On how the lack of a policy had affected the country, Architect Athiabah said “because the housing policy is meant to advocate partnership around government, private sector and international partners to move the social housing, its absence delayed pragmatic efforts to solve the housing deficit.”

“Each of us has our role. It is government’s role to develop policy but it is the role of the housing professionals (architects, engineers, surveyors etc.) to be aware of what is in the document and see how we can practicalise it,” she said.

“Ghana does not have a housing policy that has been signed and approved.
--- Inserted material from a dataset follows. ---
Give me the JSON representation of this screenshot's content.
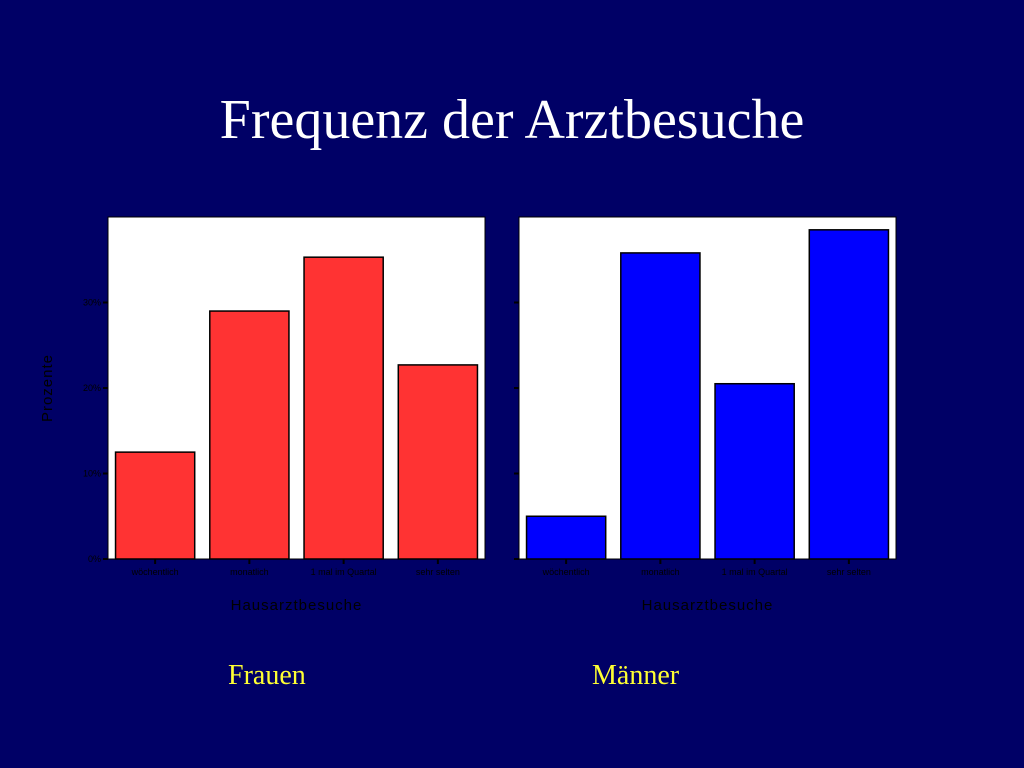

What we have been doing all along, as someone mentioned earlier, is that the housing policy is in people’s minds,” Stella Athiabah added.

Earlier in a speech on the need for strategic partnerships and identifying the role and responsibilities in reshaping the housing sector, Mrs Athiabah called for a partnership among all stakeholders which would involve private, public and voluntary efforts.

 

Mr Ashigbey

Mr Kenneth Ashigbey, Managing Director, Graphic Communications Group Limited, asked stakeholders in the housing sector to court the media to ensure they understood and communicated the right information, as well as the problems of the housing sector to the public.

“We have a very critical power to be able to address it because that is something that touches everybody, and you will need everybody involved in finding a solution to the problem,” he said.

Professor Sam O. Afram, Head of Department, College of Architecture and Planning, Kwame Nkrumah University of Science and Technology, disclosed that Ghana and four other African countries – Nigeria, Uganda, Kenya and South Africa- had been selected for a pilot of ‘Housing Centres of Excellence,’ and that US$90,000 had already been provided for Ghana’s project to take off.